Signe d'excès #2: Bin y'a un tabarnak de moins que rien qui a cru bon régurgiter abondamment sur un urinoir ainsi que le mur l'entourant d'une épaisse couche de ce qui semblait être un chili orange. Un vrai travail d'artiste, mieux que celui de Mathieu je dirais même.

Je sais, je sais, c'est horrible, mais le pire c'est que j'élimine les détails...

Il va sans dire que j'ai facilement pu faire le lien entre cette œuvre et mes grands buveurs aux goûts doûteux.

Donc vous vous imaginez bien que j'ai eu le plaisir de pelleter ce cadeau béni. Par contre, j'ai eu le plaisir de le faire en maudissant le nom de ces criminels ainsi que de leur descendance.

Qu'ils brûlent en enfer pour leurs actes infâmes.

Le reste du monde, je vous aime. Mathieu... je te tolère.

lundi 2 novembre 2009

Vincent contre les multinationales

Ma vie, un éternel combat


Qu'on le veuille ou non, la vie est truffée de moments où les affrontements sont inévitables. Que ce soit pour savoir quel dieu est le plus fort ou tout simplement lorsqu'on tente de poser un "rack" à CD Ikea. Les faibles et mous ont tendance à rebrousser chemin face à telle adversité, mais rassurez-vous, ce chroniqueur est bien loin de rester passif face aux injustices de ce bas-monde.

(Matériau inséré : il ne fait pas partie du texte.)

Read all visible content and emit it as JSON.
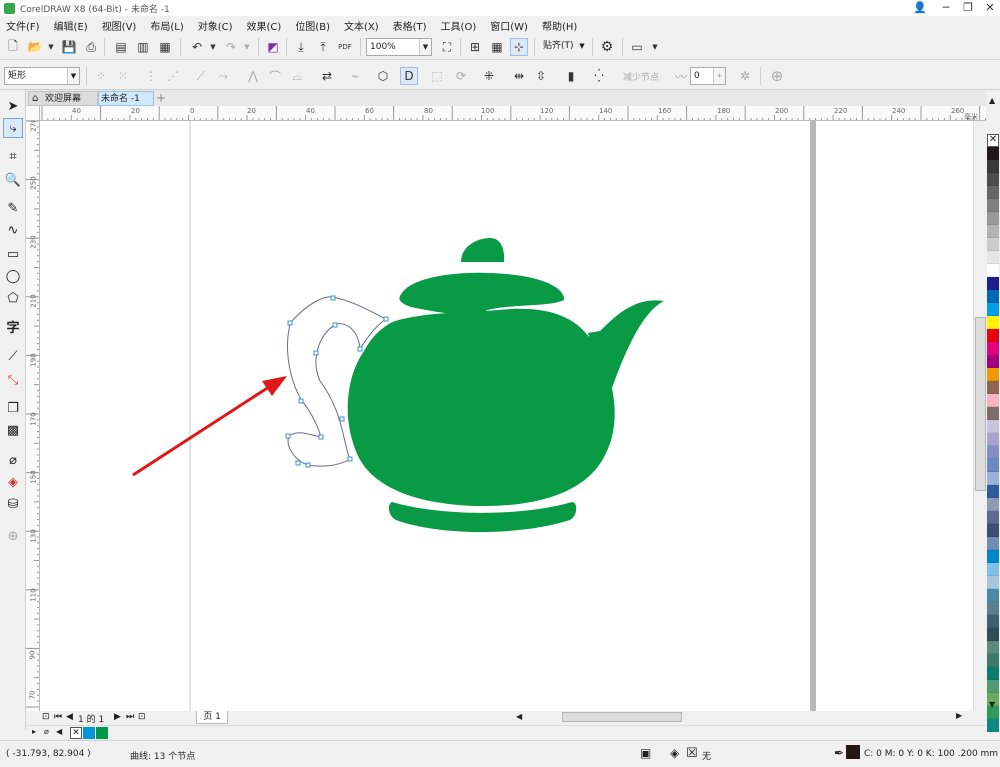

Encore une fois, permettez-moi de conceptualiser.

Par un beau mardi soir de fin de mois d'octobre Myriam, Mathieu et moi-même avions opté pour l'option cinéma pour lutter contre la routine. Déjà au moment d'acheter nos billets, on se fait dire que nos passes "gratuites" ne seront pas acceptées, car le cinéma a changé de propriétaire (il y a de cela plusieurs années, mais c'est quand même un peu câlisse).

Soit... On paye comme des pauvres gens ordinaires, ce qui fait peu mon affaire, mais il n'y a pas de quoi sacrer une volée à la petite crisse d'arrogante qui vend des billets hors de prix.

On prend place, après avoir acheté un popcorn au modique prix d'un billet et demi, dans cette salle presque déserte (qui me fit remettre en question notre choix de film).

Tout se passe comme dans un rêve, les bandes-annonces de films à paraître nous font passer par toute une gamme d'émotions. Vingt-quelques minutes plus tard, notre programme principal débute.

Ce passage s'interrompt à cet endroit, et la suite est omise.